Ein Blick in den Kryptomarkt zeigt, wie stark sich solche Dynamiken zuspitzen können. Während IPO-Investoren im Schnitt „nur“ eine Underperformance gegenüber dem Gesamtmarkt riskieren, droht bei vielen Krypto-Projekten der vollständige Kapitalverlust.

Wie die Infografik zeigt, sind laut einer Auswertung auf Basis von Daten von CoinGecko und GeckoTerminal bereits 53,2 % aller jemals gelisteten Kryptowährungen gescheitert – das entspricht über 13 Millionen Token. Allein im Jahr 2025 verschwanden rund 11,6 Millionen Projekte vom Markt, was mehr als 86 % aller registrierten Ausfälle ausmacht.

Der Unterschied ist entscheidend: Während IPOs häufig zu ambitioniert bewertet sind und langfristig hinter dem Markt zurückbleiben, enden viele Krypto-Projekte vollständig wertlos.

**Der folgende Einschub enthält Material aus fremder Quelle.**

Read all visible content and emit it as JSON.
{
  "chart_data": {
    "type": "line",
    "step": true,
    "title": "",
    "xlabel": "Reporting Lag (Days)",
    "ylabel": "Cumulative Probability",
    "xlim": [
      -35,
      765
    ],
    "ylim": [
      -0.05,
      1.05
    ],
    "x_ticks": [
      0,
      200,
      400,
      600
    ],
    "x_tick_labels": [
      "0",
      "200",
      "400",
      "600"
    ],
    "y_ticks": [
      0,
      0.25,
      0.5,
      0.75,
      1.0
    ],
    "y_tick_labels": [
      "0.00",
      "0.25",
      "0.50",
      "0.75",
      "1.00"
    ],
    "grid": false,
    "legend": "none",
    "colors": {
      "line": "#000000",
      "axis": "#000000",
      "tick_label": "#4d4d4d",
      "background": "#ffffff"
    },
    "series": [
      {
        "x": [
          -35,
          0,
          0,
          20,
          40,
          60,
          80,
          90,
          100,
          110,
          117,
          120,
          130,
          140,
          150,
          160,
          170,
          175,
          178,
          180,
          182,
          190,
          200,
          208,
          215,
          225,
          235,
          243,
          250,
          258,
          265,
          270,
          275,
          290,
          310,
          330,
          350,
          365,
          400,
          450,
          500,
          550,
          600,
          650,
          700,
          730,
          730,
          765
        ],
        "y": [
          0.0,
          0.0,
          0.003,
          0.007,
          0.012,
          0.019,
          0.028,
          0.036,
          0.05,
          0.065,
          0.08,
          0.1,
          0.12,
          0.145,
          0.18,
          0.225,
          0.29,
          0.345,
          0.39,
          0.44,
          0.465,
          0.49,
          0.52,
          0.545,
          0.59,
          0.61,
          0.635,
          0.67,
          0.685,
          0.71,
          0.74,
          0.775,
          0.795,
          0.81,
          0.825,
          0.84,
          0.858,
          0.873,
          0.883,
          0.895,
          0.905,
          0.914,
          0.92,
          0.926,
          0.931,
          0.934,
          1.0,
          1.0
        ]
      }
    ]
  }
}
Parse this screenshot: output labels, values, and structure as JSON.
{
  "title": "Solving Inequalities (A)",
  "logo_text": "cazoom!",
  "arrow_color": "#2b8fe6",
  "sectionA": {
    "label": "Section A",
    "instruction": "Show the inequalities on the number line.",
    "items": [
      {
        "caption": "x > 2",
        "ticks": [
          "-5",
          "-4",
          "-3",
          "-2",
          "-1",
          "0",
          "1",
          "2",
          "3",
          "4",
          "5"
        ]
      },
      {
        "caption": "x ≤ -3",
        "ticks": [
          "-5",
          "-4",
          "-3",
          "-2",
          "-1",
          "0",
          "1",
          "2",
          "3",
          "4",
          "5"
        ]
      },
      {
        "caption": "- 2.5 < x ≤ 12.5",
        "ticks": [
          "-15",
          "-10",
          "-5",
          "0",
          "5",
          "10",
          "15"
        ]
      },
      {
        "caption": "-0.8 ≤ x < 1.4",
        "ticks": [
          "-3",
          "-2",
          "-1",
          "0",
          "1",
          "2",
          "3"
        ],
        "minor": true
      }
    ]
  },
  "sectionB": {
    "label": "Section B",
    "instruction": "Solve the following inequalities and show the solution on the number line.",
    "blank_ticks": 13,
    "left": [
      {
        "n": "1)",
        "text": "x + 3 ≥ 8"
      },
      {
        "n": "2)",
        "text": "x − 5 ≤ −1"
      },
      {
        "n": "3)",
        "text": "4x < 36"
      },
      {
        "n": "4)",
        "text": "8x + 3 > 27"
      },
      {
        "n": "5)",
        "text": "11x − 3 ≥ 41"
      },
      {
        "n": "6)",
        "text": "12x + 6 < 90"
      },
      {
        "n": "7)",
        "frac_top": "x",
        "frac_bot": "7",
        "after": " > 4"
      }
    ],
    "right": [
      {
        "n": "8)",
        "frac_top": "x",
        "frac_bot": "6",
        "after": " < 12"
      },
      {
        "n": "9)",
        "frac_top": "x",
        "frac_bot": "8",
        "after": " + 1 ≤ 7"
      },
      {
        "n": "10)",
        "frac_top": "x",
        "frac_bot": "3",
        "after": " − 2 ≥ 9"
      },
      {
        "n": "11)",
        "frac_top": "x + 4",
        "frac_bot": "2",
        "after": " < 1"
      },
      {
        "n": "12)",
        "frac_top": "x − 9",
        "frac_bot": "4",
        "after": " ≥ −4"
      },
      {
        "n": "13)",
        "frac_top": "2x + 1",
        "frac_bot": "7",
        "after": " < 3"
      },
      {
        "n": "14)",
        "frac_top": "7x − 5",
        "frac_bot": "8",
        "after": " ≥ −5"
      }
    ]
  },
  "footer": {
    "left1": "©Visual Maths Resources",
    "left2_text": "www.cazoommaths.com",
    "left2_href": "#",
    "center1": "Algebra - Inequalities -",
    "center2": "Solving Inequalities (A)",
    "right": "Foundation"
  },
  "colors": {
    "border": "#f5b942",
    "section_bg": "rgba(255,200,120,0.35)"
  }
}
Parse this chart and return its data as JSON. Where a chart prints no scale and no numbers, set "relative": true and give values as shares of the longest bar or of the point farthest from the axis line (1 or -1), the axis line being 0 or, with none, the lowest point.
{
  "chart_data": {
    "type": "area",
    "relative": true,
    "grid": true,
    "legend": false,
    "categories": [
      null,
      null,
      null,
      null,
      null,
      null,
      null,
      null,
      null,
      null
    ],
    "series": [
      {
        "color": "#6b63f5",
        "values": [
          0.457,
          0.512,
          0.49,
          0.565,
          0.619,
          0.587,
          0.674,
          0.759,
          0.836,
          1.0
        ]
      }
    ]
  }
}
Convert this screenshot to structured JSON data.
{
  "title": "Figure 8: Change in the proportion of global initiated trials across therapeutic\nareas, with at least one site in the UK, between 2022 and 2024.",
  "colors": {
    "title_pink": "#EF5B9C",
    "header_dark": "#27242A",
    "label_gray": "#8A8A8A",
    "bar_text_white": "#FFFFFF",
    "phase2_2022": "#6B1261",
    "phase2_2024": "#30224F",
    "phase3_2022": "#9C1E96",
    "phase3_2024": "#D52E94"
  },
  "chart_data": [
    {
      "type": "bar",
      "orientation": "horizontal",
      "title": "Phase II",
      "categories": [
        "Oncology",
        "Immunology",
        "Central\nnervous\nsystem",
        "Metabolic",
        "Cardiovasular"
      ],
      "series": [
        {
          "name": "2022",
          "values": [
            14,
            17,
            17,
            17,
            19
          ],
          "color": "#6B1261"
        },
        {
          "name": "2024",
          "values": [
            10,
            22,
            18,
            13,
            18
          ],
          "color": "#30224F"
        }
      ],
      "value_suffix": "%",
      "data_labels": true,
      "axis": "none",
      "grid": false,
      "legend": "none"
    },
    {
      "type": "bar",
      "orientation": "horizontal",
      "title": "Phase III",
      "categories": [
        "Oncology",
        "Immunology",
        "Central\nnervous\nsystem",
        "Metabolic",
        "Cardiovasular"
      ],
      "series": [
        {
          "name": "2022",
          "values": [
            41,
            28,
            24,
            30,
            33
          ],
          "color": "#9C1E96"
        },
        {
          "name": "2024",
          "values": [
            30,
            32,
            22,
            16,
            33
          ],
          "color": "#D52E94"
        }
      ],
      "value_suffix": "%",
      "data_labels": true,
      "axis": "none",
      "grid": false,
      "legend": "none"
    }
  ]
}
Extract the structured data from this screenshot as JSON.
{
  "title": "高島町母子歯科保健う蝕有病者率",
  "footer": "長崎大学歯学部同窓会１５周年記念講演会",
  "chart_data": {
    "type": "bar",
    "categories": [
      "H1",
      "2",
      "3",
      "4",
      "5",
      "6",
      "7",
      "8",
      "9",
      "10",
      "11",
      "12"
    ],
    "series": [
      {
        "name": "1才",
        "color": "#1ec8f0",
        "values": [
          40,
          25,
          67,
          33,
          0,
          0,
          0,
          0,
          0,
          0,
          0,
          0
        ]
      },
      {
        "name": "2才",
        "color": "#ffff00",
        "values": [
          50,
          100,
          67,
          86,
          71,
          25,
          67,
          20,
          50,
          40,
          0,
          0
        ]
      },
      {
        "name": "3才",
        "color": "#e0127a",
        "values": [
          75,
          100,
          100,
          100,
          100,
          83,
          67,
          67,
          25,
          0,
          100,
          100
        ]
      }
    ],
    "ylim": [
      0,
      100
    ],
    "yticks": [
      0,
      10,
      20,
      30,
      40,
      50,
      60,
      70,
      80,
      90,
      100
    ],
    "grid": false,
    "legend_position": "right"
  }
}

Die Parallele liegt dennoch im Entstehungsprozess: In Phasen hoher Aufmerksamkeit entstehen massenhaft neue Anlagevehikel – getrieben von Kapital, Hype und Erwartung. Doch nur ein Bruchteil davon überlebt langfristig oder schafft nachhaltigen Mehrwert.

Anzahl wertlos gewordener Kryptowährungen nach Jahr
Wertlos gewordene Krypto-Token nach Jahr. Quelle: Coingecko.com. Darstellung von boersen-parkett.de. Nutzung frei bei Quellenangabe und Verlinkung.

Trotz dieser Risiken bleibt festzuhalten: Große IPOs können weiterhin enorme Chancen bieten. Einzelne Börsengänge haben in der Vergangenheit ganze Branchen geprägt und Investoren langfristig außergewöhnliche Renditen ermöglicht.

Wie die Infografik jedoch verdeutlicht, entscheidet weniger der Zugang zum IPO als vielmehr die Bewertung, das Timing und die eigene Strategie über den Erfolg.

Gerade im aktuellen Umfeld wird es für Privatanleger entscheidend, zwischen berechtigter Wachstumsfantasie und überzogenem Hype zu unterscheiden – zumal viele Investitionsentscheidungen weiterhin stark von Emotionen und Marktstimmung geprägt sind.